# Dateipfad mit Leerzeichen



## Jonny_ (15. Sep 2004)

Servus!

Ich bin dabei eine Art Texteditor mit Spezialfunktionen zu basteln. Eine Funktion des Progs ist es, Dateien zu verschlüsseln und den verschlüsselten Text in eine andere Datei an der selben Stelle (Ordner) zu erzeugen.
Den Pfad für die neue Datei wird von der ursprünglichen File geholt (getAbsolutePath() )
Dabei bin ich auf folgendes Problem gestossen:
Wenn ich unter Windoof arbeite und ich z.B. eine Datei in Eigene Dateien verschlüsseln möchte, funzt das Prog nicht, da der Pfad u.a. "Dokumente und Einstellungen" enthält, also Leerzeichen.

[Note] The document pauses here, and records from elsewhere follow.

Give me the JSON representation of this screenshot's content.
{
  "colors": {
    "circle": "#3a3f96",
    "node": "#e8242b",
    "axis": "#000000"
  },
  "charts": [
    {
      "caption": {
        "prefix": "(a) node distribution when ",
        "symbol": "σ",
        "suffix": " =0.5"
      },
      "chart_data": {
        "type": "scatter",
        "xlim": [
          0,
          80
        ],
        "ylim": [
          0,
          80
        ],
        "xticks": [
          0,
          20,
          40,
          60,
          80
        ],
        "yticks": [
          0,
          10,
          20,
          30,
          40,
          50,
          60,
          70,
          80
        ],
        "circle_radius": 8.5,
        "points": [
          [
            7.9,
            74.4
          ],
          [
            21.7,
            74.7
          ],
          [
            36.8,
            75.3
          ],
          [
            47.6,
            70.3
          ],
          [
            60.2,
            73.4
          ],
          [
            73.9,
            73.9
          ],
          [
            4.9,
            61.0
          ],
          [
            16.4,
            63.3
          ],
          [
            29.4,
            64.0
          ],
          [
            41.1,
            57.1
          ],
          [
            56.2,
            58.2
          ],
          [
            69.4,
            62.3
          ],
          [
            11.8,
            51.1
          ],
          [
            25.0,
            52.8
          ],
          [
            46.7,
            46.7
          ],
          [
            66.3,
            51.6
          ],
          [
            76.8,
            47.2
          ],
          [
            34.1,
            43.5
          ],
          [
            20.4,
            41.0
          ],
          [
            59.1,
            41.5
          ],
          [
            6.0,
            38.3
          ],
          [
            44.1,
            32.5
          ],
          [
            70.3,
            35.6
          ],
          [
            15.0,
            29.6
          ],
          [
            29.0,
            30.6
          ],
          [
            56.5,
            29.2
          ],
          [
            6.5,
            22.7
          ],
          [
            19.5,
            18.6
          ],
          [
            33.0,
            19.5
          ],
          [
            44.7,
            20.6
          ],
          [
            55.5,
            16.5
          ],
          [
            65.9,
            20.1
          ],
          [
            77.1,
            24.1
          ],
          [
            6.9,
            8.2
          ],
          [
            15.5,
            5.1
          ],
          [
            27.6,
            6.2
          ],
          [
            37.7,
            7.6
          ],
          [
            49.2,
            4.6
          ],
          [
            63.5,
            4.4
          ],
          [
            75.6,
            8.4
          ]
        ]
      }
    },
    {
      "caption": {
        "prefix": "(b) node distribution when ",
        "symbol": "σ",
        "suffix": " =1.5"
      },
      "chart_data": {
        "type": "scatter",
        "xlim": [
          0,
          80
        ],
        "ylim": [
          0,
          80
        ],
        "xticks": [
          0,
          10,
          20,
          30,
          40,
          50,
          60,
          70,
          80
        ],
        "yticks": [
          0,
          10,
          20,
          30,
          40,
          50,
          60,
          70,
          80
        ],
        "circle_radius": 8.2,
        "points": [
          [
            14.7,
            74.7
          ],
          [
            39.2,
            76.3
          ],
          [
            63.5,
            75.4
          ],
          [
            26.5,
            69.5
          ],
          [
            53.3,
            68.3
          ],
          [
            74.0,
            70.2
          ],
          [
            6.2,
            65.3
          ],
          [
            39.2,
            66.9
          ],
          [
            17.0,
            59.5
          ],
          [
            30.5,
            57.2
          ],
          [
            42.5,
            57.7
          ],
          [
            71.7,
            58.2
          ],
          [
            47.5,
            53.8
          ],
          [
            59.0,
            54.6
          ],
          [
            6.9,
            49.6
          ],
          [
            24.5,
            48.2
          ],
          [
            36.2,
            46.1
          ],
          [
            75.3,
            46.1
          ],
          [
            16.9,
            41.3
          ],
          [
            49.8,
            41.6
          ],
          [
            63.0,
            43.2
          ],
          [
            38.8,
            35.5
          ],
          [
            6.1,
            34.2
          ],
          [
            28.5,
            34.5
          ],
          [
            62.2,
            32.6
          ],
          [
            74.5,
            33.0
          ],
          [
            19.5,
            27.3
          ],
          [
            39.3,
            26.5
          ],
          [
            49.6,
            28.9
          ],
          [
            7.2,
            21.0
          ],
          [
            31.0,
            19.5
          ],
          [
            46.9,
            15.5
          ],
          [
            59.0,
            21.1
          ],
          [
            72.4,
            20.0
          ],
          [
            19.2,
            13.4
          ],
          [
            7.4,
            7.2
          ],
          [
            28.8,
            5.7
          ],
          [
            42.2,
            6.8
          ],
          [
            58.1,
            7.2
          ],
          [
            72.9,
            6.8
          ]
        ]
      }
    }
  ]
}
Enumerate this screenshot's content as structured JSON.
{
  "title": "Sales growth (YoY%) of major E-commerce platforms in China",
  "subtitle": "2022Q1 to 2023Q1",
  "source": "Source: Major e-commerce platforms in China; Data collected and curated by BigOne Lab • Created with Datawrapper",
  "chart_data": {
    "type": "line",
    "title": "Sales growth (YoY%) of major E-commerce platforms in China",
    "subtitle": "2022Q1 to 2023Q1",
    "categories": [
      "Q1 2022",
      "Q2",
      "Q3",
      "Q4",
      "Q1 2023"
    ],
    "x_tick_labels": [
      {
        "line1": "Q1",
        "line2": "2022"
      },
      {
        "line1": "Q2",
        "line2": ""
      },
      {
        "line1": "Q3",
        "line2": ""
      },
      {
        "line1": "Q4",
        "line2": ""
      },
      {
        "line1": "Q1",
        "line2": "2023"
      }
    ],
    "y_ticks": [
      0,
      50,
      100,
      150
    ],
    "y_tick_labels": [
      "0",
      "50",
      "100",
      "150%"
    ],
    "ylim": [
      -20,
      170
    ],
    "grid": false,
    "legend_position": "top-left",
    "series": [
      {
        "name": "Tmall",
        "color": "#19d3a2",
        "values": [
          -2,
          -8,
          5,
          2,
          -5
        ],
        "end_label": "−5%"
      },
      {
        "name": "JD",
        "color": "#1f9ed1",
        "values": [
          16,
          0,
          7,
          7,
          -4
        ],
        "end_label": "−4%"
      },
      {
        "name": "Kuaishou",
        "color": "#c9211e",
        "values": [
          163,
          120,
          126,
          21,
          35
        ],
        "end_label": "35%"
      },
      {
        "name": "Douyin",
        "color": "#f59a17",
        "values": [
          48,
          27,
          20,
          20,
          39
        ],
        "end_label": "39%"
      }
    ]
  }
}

Damit hat java wohl Probleme...

Hat jemand eine Idee, wie man das umgehen kann? oder gibt es eine Alternative zu getAbsolutPath()?


----------



## EagleEye (15. Sep 2004)

naja eine idee wäre das du mit urls arbeitest und leerzeichen durch %20 ersetzt


----------



## Stefan1200 (15. Sep 2004)

Hmm, bin mir jetzt nicht sicher, aber ich hatte keine Probleme mit Leerzeichen in Pfaden.
Müsste ich aber zuhause ausprobieren.


----------



## Sky (15. Sep 2004)

Wo liegen denn genau die Problem?? Gibt es irgendwelche Meldungen/Fehler?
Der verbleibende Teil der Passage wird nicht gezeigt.